We have had this in Houston, TX for nearly a decade. They work pretty great if everyone is driving at the speed they're designed for. Otherwise you have to deal with red light runners, people parked at green lights texting, metro bus drivers parking their buses on the road while they go on break, people speeding and getting to the lights too early and people driving too slow.
That said at off hours they're absolutely fantastic. You can make it through the city center at great speed. I frequently take surface streets as they can be faster than the congested freeways.
I love it when they're actually in-sync. I'm not sure of the cause, but they always seem to de-sync after a period of time. I remember we used to have a set speed, I think it was 26mph or so, that if you held, you'd cut right through downtown if someone didn't get in your way.
I'm with you on the surface streets, 45 at the Pierce Elevated (and 10 feeding into it) is its own little hell.
To put things in perspective, the city of San Jose, CA is currently doing a similar upgrade to the city's traffic signals and controllers at a cost of ~25 million dollars. While it is expected to save money in the long run, that's a serious chunk of change. The project (as government contract jobs tend to do) has also gone several years past its due date.
I'm a little surprised to learn the city of Los Angeles only has 4400 traffic signals. Though I've never tried to estimate the number.
I do remember reading only a small percentage of lights have a left turn arrow. Even major intersections can be missing them. Hence the LA unofficial practice of "two cars can turn left just as the caution expires". It's the only way you'd get through some intersections at all.
LA citizen here. I just got to Silverlake from Santa Monica in half the time as usual. It took 40 mins compared to the >1.25 hours it usually takes. Stretches of green lights as far as the eye can see.
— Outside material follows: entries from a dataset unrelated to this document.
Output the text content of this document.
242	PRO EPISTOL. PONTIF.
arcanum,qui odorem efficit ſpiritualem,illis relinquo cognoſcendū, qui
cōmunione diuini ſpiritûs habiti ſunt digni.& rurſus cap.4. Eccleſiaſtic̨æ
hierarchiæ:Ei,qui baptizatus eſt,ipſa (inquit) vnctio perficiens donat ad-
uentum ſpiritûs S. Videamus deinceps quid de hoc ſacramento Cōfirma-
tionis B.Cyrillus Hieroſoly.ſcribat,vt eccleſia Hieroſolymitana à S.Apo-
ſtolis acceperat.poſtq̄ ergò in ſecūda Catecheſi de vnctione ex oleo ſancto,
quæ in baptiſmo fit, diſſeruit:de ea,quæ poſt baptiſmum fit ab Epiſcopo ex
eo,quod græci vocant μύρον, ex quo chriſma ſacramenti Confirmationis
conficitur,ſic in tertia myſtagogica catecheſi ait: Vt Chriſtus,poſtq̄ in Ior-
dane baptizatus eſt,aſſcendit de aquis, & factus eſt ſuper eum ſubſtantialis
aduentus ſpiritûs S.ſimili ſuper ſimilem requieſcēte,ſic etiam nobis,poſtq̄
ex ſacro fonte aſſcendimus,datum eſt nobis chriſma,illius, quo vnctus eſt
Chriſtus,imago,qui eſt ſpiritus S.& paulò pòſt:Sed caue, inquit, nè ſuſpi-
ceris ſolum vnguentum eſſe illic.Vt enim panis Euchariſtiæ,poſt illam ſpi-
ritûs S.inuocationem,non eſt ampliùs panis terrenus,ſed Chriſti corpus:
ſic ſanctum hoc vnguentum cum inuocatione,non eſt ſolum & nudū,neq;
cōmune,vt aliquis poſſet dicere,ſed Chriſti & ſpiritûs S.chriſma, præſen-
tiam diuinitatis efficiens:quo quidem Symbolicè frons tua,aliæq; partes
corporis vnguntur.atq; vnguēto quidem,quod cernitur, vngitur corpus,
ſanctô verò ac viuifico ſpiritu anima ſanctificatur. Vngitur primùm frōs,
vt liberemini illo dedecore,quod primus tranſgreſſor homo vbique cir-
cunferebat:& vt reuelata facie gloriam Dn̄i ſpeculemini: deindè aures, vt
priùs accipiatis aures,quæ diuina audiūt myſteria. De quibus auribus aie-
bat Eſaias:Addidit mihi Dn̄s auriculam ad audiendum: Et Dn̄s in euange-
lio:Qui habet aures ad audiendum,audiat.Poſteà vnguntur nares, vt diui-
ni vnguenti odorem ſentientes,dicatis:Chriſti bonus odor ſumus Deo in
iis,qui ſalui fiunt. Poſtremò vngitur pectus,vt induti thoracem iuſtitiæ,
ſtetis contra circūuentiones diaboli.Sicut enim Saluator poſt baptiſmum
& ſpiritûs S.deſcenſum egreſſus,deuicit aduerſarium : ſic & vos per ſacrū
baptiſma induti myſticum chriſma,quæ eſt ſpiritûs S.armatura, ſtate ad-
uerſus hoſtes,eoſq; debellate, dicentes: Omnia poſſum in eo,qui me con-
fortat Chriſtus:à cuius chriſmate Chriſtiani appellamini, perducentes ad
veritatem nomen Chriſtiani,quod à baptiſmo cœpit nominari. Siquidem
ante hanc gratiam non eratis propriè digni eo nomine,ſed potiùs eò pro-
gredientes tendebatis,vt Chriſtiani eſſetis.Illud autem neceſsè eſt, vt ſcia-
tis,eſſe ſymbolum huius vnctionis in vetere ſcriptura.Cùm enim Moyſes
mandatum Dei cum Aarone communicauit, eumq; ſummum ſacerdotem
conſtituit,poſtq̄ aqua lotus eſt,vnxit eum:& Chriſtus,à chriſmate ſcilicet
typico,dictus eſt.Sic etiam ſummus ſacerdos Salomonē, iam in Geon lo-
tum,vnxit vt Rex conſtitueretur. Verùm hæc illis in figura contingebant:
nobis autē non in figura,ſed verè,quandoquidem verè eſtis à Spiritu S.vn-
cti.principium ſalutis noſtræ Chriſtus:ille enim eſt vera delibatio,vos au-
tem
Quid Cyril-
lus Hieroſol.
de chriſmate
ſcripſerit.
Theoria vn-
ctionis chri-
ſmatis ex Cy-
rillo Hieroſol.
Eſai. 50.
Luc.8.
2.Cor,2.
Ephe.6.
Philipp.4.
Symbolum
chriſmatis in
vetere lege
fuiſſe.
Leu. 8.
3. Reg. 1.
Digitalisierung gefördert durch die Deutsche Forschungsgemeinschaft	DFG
If this keeps up it will be incredible – grateful to the City of Los Angeles for making this happen.
Fascinating quote from the Wikipedia page: "In the UK, in 2009, it was revealed that the Department for Transport had previously discouraged green waves as they reduced fuel usage, and thus less revenue was raised from fuel taxes" :)
I wonder if any of the planners have been thinking the same way about this project.
EDIT: let me guess.
Burn 1 US gallon of petrol = 17.68 US pounds of CO2 (see http://www.eia.gov/tools/faqs/faq.cfm?id=307&t=11) = 8.02 kg. 1,000,000 tonnes is 1,000,000,000 kg, so 124,688,279 US gallons of petrol (so 471,996,258 litres, or 3m barrels, or something like 0.04% of all US annual consumption).
The California petrol tax per US gallon is $0.36 (http://www.boe.ca.gov/sptaxprog/spftdrates.htm), so this amounts to $44m. (Don't forget my calculations are quick and dirty.) So that's hardly nothing, but compared to the rest of the budget, a mere drop in the ocean, and probably worth doing if it speeds traffic flow and if reduced spew of noxious poisons and greenhouse gases is a policy goal.
(The same calculation run across the whole of the UK would probably produce more compelling numbers, suggesting that the green wave is a poor idea for the government - but reduction in greenhouse gases is a current policy.)
There's way more traffic in the US though, so not sure if this would work since there are so many traffic lights, and almost always someone waiting in each direction. Something that frustrates me to no end though are traffic lights (especially for left turns) that were obviously programmed with the belief that not many cars would be waiting, but is in fact heavily used. This results in having to wait 2-3 light cycles just to get through the intersection.